Chronological stroll through Japanese gardens of different types and functions, spanning from the Heian period (794¿1185), when the ancient capital of Kyoto was established, through to contemporary times. Weekly field trips to a selection of Kyoto gardens and garden-related activities, in order to gain an understanding of the historical development and functions of Japanese gardens, including their design principles, techniques, and elements.
Terms: Spr | Units: 3 | UG Reqs: WAY-A-II

OSPKYOTO 43: Music and Marginalized Communities in Japan

This course provides a platform for students to explore the relevance of music activities for marginalized communities in Japan who struggle for self-expression and human rights.

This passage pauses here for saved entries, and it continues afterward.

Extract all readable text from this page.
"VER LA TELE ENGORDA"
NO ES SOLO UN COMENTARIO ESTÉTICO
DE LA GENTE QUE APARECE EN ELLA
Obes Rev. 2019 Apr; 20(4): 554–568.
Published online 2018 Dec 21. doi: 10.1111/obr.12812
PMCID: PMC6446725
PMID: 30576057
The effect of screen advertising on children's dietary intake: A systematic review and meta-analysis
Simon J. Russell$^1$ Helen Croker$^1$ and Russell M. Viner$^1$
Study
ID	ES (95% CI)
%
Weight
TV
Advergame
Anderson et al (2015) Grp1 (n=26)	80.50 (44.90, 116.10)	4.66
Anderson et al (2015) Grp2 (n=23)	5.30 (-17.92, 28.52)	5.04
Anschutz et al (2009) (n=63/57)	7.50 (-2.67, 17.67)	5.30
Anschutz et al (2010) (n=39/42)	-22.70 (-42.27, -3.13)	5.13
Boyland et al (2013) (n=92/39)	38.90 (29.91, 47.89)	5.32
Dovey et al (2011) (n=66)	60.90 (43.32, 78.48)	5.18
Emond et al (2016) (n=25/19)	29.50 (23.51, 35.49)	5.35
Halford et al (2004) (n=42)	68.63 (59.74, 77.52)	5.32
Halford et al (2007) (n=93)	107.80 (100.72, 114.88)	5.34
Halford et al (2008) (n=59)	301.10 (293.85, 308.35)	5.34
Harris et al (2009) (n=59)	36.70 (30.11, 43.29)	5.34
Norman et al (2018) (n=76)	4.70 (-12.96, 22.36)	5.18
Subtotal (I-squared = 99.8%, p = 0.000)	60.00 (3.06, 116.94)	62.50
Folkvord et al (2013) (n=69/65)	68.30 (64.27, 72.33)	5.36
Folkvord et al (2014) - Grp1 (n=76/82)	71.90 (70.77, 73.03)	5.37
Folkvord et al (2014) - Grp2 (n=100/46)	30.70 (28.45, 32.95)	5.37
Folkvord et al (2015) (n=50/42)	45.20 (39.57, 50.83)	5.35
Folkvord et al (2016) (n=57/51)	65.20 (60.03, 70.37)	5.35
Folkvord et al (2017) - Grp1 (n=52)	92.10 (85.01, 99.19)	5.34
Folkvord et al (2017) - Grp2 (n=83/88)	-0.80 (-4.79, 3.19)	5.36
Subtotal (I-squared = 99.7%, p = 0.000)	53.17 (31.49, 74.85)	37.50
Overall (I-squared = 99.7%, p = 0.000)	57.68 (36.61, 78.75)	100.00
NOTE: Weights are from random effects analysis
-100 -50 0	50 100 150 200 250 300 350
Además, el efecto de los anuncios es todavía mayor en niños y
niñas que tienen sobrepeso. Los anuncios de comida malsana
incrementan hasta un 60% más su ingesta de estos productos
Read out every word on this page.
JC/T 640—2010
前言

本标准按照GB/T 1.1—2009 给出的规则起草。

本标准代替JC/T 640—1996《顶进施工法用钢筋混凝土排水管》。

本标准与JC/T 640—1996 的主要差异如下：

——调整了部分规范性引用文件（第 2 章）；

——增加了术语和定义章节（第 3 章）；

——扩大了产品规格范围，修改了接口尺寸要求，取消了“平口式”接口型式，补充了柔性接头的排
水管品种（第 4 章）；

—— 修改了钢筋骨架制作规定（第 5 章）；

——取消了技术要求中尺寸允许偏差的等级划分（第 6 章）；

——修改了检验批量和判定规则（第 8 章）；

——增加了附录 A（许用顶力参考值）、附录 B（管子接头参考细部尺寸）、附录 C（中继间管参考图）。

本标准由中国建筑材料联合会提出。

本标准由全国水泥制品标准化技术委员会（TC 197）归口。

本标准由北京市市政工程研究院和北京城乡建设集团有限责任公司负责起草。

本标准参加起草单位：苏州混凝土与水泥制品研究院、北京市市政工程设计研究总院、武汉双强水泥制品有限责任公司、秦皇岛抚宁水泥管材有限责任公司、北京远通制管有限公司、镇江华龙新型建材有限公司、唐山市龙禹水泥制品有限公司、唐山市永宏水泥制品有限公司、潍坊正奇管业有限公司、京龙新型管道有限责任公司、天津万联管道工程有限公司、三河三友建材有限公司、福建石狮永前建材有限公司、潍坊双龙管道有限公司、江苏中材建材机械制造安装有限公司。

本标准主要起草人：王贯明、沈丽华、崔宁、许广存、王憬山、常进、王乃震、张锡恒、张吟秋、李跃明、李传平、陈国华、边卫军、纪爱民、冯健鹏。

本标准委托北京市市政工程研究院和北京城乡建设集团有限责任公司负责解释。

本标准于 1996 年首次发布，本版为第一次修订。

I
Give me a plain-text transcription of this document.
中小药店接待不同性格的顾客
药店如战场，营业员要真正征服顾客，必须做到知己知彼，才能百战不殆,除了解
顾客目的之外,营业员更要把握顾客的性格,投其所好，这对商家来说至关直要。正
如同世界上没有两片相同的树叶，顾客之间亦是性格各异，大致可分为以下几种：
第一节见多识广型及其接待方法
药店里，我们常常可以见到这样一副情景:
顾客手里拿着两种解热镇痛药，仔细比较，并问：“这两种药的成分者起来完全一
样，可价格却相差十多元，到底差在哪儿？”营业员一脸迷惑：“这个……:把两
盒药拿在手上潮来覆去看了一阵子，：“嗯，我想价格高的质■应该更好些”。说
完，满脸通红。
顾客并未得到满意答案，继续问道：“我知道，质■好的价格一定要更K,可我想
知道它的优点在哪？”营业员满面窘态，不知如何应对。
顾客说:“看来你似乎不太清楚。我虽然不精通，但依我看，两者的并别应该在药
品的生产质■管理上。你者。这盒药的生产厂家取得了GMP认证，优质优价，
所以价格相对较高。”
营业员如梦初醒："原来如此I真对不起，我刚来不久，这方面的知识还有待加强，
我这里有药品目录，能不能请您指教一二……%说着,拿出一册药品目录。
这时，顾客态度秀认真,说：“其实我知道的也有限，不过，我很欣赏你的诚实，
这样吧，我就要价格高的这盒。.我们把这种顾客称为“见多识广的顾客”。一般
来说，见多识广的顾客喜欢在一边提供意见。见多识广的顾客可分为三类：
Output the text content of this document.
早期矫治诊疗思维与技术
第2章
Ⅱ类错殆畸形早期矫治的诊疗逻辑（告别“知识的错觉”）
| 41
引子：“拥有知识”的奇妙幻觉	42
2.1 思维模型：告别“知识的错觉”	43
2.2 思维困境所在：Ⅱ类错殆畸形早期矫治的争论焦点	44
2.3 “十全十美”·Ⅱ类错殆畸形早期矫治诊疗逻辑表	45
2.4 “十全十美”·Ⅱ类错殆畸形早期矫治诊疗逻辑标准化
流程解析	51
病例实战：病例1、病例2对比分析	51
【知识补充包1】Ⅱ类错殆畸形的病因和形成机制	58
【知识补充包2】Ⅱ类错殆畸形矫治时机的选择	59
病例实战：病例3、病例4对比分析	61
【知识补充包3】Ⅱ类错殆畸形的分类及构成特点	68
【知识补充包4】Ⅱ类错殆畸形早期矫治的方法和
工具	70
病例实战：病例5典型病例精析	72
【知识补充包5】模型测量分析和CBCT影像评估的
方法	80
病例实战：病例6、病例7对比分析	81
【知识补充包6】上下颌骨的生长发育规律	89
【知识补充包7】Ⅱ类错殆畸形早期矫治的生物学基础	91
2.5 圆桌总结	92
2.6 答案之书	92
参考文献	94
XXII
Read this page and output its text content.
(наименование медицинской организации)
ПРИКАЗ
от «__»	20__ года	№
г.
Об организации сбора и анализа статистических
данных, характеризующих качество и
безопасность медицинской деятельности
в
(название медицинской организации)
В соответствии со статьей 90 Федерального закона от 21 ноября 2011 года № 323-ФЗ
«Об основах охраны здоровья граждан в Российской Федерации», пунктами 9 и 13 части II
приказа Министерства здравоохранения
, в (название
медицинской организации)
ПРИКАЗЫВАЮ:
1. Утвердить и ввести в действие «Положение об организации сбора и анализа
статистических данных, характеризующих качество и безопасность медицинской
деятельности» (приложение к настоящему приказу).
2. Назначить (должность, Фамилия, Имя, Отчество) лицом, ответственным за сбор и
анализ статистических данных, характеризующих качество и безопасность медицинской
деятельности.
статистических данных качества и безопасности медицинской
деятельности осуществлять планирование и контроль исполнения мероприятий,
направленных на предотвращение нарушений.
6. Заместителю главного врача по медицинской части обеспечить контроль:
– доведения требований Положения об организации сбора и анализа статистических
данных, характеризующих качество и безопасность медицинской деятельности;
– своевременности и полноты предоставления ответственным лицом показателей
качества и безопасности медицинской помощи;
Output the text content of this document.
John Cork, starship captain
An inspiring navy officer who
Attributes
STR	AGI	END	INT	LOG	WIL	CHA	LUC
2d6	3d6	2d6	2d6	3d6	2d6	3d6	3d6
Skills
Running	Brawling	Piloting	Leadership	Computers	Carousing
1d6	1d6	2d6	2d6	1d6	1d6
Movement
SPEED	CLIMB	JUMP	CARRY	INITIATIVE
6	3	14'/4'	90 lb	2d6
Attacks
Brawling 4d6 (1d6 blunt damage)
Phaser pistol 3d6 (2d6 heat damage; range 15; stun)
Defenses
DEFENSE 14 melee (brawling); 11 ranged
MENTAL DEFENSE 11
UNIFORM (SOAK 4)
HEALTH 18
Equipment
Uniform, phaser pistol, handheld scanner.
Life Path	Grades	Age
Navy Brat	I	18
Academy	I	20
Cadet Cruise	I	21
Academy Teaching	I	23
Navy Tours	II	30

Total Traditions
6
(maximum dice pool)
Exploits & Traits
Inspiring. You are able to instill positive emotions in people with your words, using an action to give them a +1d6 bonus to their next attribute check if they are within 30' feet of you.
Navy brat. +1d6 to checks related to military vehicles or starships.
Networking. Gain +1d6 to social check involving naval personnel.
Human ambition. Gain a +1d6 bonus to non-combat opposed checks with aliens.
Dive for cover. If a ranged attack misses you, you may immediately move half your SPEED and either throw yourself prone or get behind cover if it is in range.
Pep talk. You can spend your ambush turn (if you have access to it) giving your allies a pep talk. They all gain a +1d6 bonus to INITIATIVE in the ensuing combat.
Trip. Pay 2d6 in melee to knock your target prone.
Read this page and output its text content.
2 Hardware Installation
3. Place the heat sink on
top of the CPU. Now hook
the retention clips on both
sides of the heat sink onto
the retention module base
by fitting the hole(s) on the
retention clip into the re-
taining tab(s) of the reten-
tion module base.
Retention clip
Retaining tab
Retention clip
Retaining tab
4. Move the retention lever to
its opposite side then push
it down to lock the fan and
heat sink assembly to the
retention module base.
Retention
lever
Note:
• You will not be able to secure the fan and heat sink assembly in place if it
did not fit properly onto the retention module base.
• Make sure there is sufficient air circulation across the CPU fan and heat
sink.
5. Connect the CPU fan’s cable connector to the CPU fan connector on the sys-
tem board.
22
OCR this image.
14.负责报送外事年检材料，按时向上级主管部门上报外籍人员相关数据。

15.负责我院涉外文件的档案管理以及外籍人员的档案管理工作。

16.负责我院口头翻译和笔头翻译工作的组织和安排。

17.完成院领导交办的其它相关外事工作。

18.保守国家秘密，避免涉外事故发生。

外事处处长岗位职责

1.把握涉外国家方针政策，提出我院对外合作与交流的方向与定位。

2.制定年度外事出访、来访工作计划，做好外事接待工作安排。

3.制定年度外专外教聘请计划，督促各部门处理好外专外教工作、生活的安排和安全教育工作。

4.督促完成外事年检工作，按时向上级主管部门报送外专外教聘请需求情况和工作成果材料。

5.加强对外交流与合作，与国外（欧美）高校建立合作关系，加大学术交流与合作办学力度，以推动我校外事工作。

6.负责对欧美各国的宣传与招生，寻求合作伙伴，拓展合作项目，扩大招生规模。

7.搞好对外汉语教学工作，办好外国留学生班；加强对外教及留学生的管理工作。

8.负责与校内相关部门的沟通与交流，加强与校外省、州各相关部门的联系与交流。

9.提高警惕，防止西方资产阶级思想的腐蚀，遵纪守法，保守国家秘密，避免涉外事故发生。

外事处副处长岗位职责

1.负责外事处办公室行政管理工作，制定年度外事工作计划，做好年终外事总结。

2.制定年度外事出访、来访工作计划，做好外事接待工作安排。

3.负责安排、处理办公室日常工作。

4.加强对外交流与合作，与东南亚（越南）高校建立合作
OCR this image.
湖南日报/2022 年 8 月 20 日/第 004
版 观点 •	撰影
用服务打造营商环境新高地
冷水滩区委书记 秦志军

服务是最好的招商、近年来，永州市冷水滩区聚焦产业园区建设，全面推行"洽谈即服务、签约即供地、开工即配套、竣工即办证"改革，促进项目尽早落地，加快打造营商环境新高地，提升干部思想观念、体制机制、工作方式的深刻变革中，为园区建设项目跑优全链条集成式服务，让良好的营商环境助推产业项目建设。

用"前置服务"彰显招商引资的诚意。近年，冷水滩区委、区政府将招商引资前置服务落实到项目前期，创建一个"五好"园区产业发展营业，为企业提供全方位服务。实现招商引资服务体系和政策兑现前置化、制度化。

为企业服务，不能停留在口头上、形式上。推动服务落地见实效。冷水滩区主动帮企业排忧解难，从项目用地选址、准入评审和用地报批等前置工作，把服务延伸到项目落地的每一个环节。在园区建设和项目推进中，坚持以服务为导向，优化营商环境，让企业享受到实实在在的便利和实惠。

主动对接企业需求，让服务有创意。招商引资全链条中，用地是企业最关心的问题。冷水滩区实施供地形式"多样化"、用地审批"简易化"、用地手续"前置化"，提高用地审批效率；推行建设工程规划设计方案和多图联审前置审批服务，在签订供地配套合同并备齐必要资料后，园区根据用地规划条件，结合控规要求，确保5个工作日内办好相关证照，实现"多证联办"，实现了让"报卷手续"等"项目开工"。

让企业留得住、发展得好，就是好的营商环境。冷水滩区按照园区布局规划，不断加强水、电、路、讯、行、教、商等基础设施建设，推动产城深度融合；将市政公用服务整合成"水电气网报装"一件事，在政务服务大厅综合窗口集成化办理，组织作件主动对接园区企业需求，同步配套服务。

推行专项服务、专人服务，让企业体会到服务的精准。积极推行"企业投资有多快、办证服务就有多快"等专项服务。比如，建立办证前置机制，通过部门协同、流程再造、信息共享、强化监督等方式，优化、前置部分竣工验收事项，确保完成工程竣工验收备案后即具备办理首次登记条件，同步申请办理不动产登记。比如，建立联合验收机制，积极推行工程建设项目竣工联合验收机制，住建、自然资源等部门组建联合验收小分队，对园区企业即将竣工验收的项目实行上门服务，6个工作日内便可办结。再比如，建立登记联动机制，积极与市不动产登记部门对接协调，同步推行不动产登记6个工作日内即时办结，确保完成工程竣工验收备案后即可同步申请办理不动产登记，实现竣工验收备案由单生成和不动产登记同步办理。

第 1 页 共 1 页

Particular attention will be paid to the Okinawan, Buraku and Zainichi Korean communities. Class lectures are combined with film screenings, and active participation in class discussion will be vital. Field visits to the communities will also be an important component of the class: students attend musical performances, interact directly with members of the respective community, and learn how they use musical expression as a tangible force in their social and political movements.
Terms: Spr | Units: 3 | UG Reqs: WAY-EDP

OSPKYOTO 53: Topics in Race, Ethnicity, and Diversity

Through group discussions, films, field trips and independent study, students will explore the experiences of Japanese minorities: from the indigenous Ainu and Okinawans, and the outcaste Burakumin, to the seemingly "forever foreign" Zainichi Koreans and returning Japanese-Brazilians, whose conditional welcome on both sides of the Pacific raises important questions about distinctions between race and culture. Japanese ideologies about racial/ethnic difference can be compared and contrasted with historical and contemporary examples from Europe and other parts of Asia, as well as to debates about assimilation and the melting pot in the U.S. Semi-weekly meetings. Requirements vary by number of units.
Last offered: Autumn 2019

OSPKYOTO 55: Exploring Japan's Media Landscape

This course will examine Japanese media through the lenses of economics, politics, and media studies. A key goal: understand the forces that shape the creation of content across different demands that individuals in Japan have for information as consumers, producers, entertainment seekers, and voters. Broad themes include the ways that markets transform information into news, the operation of the marketplace of ideas, the economics of digital entertainment markets, and the operation of social networks. Distinctive features of Japanese media include anime, manga, national newspapers, and the NHK public broadcasting system. Media coverage of preparations for the 2020 Olympics in Tokyo will be a key focal point for discussion. (Note: no previous study of economics, politics, or media studies required).
Terms: Spr | Units: 3-4 | UG Reqs: WAY-SI

OSPKYOTO 56: Independent Study Topics on Japanese Media

Independent research on topics relating to economic, political, and cultural forces driving the creation of Japanese media content. Students will conduct research on media topics and meet weekly with the instructor.
Last offered: Spring 2020

OSPKYOTO 58: A Journey into the Buddhist Visual Arts of Japan

Impact of Buddhism on the arts and culture of Japan as seen in the ancient capital of Kyoto. Image production, iconography, representational strategies, as well as the ritual and visual functions of Buddhist sculpture and painting with a focus on selected historical temples and their icons. Also examination of architectural and landscape elements of temple layouts, within which iconographic programs are framed, images are enlivened, and practices centered on these devotional and ritual art.
Terms: Aut, Win | Units: 4 | UG Reqs: WAY-A-II

OSPKYOTO 65: From the Cradle to the Grave: Wrestling with Demographic Destiny in Japan

In this course, students will not only learn to see Japan in demographic perspective during their stay, they also will be able translate their skills and understanding of demographic data, concepts and processes back to their lives in the United States -- where similar changes (e.g., toward an aging society) and debates (e.g., about immigration restriction) are occurring.